Casting for the first time from the A-list (Cotillard, who won an Oscar for playing Edith Piaf, is France's biggest star these days), they tell a story located firmly on the wrong side of the tracks.
It's set and shot in a small Belgian town - Seraing, the Dardennes' home town and preferred location. Here, after an absence that is only slowly explained, Sandra returns to her job at a solar panel factory to discover the boss has pulled a swifty: he's persuaded the rest of the 16 staff that they can carry her workload and offered them a hefty bonus if they do so.
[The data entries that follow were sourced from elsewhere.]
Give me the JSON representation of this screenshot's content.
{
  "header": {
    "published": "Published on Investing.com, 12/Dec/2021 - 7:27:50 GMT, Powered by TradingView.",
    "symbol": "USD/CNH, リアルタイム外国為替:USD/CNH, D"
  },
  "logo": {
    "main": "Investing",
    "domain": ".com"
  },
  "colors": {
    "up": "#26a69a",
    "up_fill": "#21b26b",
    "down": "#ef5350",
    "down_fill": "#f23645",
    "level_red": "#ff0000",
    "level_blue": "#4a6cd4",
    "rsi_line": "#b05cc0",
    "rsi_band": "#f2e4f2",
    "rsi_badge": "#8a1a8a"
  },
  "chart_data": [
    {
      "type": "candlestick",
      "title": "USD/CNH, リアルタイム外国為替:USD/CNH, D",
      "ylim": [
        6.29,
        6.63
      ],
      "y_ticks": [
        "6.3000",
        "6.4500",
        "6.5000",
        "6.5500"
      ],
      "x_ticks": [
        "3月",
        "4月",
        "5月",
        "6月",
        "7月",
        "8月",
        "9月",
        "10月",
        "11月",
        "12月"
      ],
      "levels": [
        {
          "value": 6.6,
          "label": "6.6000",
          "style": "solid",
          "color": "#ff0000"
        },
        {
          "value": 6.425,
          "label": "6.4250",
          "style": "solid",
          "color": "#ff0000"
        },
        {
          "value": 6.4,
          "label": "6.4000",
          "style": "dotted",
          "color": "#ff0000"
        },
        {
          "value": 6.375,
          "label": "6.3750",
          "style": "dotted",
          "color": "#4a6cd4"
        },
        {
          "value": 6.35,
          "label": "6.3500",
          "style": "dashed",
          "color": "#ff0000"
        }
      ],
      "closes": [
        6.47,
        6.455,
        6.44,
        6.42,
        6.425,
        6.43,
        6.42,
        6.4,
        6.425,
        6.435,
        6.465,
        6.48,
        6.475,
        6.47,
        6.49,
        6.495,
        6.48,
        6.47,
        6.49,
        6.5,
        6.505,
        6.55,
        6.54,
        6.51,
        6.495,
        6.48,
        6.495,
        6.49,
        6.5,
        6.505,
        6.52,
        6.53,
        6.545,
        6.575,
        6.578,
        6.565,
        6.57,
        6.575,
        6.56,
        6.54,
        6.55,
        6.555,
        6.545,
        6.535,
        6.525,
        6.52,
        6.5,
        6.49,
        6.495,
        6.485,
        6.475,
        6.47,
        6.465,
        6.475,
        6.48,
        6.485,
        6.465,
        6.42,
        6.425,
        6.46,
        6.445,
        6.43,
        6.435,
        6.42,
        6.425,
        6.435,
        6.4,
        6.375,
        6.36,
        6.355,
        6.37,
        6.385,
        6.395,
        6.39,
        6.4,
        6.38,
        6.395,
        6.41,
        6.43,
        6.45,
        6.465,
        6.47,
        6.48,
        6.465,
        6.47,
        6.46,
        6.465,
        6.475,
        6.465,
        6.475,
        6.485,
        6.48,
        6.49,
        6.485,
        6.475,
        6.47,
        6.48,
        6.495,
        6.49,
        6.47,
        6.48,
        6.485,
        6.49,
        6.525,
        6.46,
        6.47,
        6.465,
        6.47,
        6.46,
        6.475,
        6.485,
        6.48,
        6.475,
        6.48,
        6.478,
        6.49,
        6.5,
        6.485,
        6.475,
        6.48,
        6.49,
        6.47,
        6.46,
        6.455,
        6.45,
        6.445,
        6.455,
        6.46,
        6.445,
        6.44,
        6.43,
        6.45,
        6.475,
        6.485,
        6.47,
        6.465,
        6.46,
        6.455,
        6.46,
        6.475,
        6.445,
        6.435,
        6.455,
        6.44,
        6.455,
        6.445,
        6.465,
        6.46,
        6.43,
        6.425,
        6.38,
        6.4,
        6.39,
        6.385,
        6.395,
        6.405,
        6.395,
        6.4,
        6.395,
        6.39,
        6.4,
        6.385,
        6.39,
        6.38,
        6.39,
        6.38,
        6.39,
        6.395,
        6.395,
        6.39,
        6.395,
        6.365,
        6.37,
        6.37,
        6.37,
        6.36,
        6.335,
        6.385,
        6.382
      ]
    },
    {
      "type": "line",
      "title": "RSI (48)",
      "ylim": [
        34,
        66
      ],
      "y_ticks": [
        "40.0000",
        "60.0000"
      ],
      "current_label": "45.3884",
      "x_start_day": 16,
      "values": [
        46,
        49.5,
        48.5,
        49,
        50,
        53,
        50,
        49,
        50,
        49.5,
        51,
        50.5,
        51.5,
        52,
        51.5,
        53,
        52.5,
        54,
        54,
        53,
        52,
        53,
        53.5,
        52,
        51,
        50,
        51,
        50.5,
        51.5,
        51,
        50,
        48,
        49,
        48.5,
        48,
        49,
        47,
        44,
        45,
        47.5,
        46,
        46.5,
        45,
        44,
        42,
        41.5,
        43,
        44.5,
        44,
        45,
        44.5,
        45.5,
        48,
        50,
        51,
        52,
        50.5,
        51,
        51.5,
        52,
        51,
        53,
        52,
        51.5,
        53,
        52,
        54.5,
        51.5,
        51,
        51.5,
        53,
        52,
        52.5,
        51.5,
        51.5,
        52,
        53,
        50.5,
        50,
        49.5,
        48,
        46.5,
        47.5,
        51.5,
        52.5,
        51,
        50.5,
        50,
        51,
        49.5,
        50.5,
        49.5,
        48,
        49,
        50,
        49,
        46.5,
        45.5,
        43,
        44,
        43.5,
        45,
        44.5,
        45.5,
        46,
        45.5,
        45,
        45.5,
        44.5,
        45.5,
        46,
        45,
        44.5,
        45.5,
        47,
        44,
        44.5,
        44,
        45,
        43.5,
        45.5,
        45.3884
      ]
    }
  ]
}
Sandra has the weekend - the title's ticking clock - to persuade her colleagues to vote to give her her job back, a task she embarks on with the help of her devoted chef husband Manu (Rongione).
From such modest material a minor-key masterpiece is made. The film exists within a dense political context of course, about the worldwide casualisation of labour that sets worker against worker, about the destruction of any sense of neighbourhood or community that goes with that.
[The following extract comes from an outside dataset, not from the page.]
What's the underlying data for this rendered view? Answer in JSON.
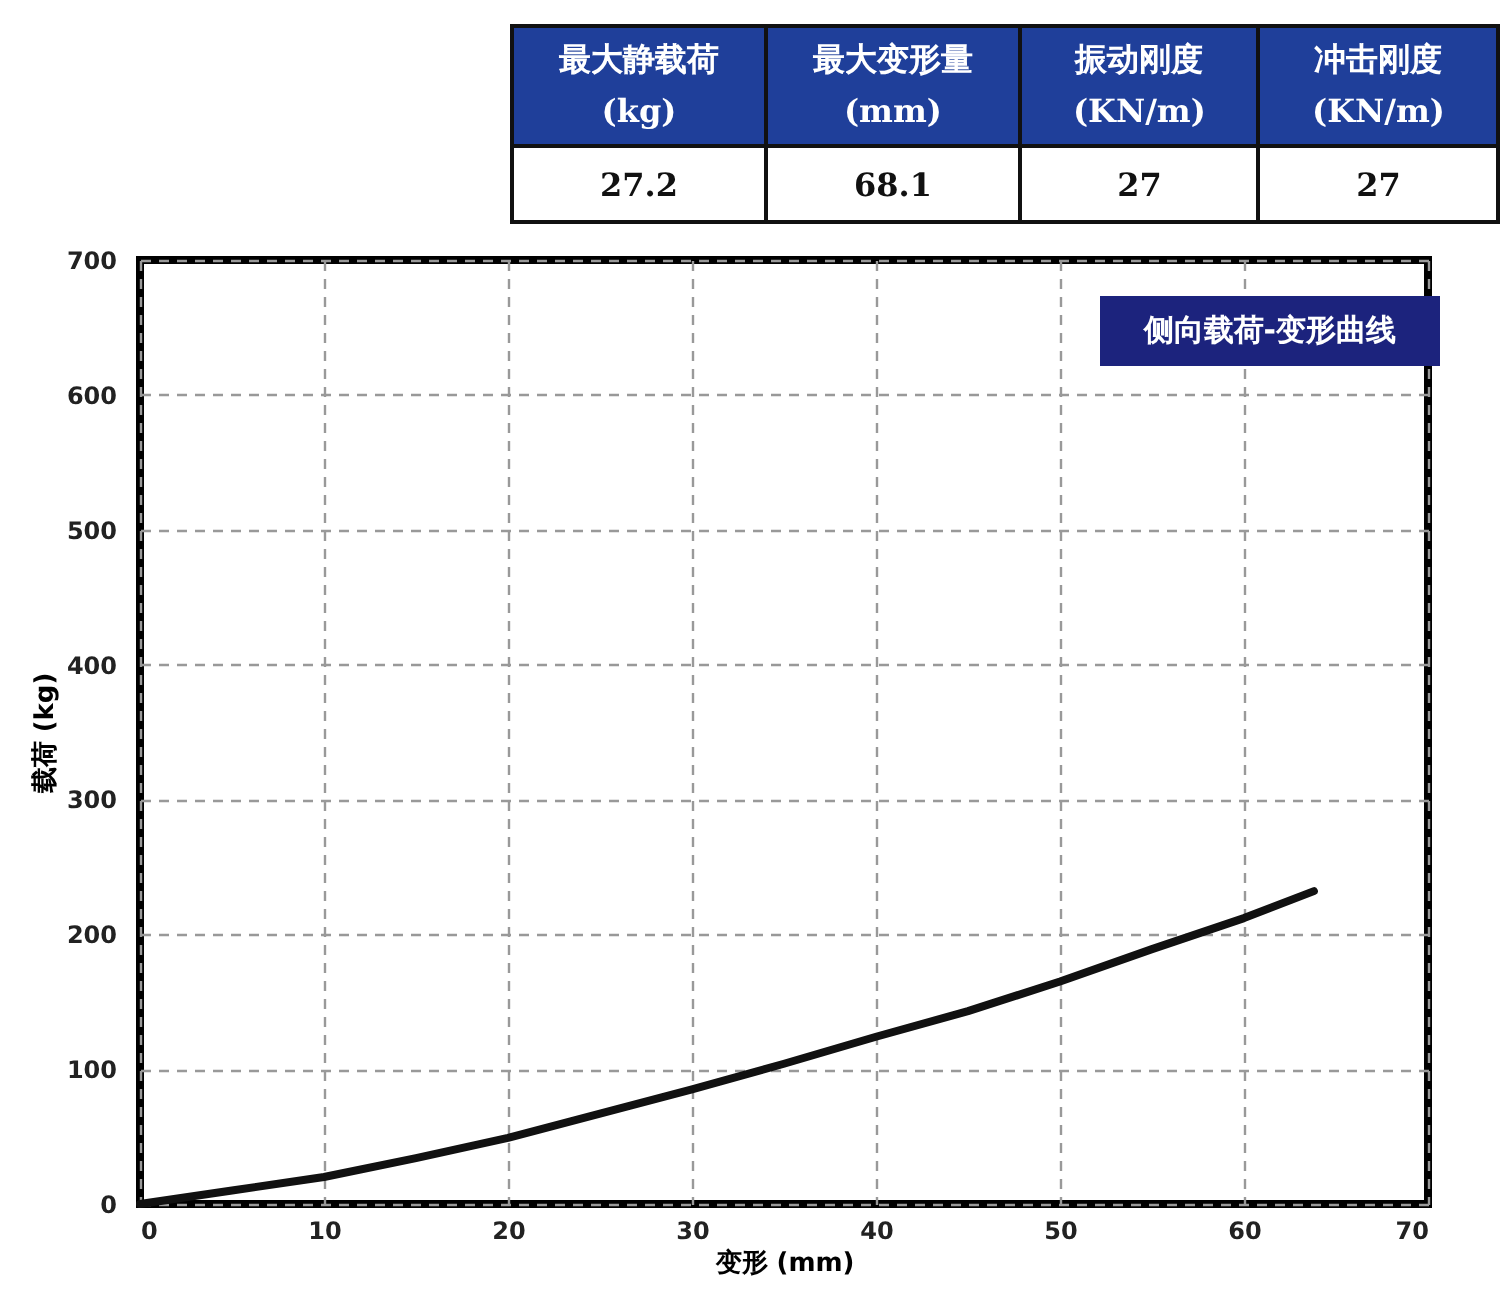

But typically, the Dardennes keep the focus intimate and personal. In essence, this is a film about a woman having a dozen conversations, but each of them introduces us to a character of convincing individuality and tightens the moral and political knot the story has tied. And it plays it dead straight with no manipulative trickery: there's not even any music apart from songs on a car stereo which serve a specific dramatic function.
The film's success relies in large part on Cotillard's wonderful work: in her body language and facial expressions, in the ways she brushes back her hair, she creates a woman of radiant and specific authenticity, who somehow speaks for a billion like her. She's the beating heart of a film that manages to whisper and scream at the same time. Fantastic.